Dal Fatto Quotidiano
Una condanna penale senza pena è di per sé un ossimoro, una cosa francamente senza senso. Ma il problema di quel giudice americano era solo quello di sfregiare un presidente degli Stati Uniti alla vigilia del suo insediamento. E di procurarsi l’applauso del Travaglio americano di turno, col suo archivio di “pregiudicati” in carriera, diciamo così, da mettere alla gogna nelle occasioni utili alla lotta politica. Ma curiosamente il Travaglio vero, autentico, Marco, ha questa volta risparmiato al malcapitato di turno un trattamento da pregiudicato. Il suo Fatto Quotidiano con eccezionale sobrietà, a dir poco, ha dedicato all’impresa del giudice americano, e alla sua vittima, un modesto titolo di prima pagina che dice, testualmente: “Sentenza e immunità- Trump, condanna senza pena: soldi alla porno-amante”. Una sobrietà inglese, direi, a mezza strada fra l’America e l’Italia.

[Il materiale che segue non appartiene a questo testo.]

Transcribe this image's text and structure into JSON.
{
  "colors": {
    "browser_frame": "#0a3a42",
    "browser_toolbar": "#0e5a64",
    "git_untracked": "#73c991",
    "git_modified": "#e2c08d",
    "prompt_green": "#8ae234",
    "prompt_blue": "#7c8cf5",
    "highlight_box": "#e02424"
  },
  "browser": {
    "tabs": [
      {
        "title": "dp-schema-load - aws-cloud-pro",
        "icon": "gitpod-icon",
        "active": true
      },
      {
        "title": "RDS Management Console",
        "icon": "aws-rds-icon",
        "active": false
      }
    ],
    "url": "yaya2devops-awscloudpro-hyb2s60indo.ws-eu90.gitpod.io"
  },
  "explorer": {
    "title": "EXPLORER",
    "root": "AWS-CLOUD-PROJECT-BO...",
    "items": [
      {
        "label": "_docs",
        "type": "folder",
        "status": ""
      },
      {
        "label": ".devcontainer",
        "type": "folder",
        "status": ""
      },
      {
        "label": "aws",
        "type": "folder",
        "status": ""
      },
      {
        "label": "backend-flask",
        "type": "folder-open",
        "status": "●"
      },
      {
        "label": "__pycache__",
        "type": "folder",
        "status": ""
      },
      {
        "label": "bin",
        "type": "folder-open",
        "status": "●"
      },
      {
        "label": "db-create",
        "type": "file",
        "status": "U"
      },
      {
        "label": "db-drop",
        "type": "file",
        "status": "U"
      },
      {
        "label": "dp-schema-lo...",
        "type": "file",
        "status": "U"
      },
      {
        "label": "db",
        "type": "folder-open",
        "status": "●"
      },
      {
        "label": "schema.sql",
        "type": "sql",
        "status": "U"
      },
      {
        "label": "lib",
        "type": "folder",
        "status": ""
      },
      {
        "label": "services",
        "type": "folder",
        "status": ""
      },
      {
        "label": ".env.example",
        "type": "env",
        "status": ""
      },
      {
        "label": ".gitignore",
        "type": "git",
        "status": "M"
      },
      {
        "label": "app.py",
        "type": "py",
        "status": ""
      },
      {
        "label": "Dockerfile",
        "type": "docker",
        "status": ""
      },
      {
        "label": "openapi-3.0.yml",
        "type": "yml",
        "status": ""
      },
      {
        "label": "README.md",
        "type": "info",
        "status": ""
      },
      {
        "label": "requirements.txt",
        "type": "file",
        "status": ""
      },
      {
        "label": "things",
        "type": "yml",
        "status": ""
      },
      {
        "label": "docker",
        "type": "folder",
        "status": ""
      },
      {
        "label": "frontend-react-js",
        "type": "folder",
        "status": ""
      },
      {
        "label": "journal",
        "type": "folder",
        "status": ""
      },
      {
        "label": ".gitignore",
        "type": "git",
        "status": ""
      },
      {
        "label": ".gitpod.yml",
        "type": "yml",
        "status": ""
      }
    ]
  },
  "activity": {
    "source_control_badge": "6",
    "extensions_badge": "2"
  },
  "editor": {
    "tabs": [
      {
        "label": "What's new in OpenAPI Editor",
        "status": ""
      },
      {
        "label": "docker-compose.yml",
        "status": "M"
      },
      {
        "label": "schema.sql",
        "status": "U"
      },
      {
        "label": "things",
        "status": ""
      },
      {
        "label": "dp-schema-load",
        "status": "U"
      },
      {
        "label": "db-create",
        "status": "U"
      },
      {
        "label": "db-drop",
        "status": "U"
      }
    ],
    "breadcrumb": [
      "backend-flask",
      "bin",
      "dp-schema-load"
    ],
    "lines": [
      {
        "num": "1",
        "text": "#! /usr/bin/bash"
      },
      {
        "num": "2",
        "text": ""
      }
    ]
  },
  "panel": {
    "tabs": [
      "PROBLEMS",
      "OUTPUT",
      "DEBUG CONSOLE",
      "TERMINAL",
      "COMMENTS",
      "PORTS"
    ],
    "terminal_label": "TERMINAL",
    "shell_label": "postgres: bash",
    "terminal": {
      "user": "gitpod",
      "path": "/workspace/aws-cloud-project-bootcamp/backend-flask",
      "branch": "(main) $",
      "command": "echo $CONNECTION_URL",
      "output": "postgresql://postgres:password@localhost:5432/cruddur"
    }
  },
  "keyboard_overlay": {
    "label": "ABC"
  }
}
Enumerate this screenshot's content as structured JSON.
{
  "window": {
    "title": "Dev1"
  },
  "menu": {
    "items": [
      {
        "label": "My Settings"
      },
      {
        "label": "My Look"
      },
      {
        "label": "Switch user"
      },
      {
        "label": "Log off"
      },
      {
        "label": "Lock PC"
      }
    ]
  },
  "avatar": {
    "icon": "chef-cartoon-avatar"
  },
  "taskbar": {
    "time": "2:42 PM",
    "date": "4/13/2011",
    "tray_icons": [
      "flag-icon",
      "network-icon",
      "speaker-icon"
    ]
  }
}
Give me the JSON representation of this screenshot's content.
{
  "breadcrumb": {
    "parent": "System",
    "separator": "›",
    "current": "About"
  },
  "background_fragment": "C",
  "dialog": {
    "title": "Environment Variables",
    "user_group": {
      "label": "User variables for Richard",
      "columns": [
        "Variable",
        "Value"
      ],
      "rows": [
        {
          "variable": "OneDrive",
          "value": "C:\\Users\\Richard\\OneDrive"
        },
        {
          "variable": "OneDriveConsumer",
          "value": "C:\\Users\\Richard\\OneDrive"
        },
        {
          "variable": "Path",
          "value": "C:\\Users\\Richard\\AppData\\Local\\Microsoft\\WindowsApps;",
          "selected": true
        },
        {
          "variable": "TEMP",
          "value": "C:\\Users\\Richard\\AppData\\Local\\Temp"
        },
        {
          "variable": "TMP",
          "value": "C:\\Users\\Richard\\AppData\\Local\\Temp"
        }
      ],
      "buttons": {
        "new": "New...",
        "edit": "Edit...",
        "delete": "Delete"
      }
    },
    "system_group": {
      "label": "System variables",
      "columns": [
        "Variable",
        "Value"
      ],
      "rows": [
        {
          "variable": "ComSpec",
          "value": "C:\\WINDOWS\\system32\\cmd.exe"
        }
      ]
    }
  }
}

Tra gli effetti collaterali dell’operazione riuscita a Giorgia Meloni di riportare a casa in meno di un mese la giornalista italiana Cecilia Sala finita inconsapevolmente in Iran in un gigantesco e pericolosissimo intrigo internazionale, ci sono quelli ascrivibili al complesso tentativo di rianimare in Italia il Centro. Ma soprattutto di rianimarlo non nella posizione o nello spazio terzopolista tentato nelle ultime elezioni politiche da Carlo Calenda e Matteo Renzi, che hanno poi fatto a gara fra di loro per demolirlo, bensì a sinistra. Per costruire la terza gamba del centrosinistra auspicata già prima delle elezioni nel Pd dall’ostinato Goffredo Bettini: l’uomo che aveva promosso Giuseppe Conte come “il punto più avanzato dei progressisti italiani”, forse contribuendo a gonfiarne la bolla proprio mentre perdeva Palazzo Chigi , uscendone per fare posto a Mario Draghi.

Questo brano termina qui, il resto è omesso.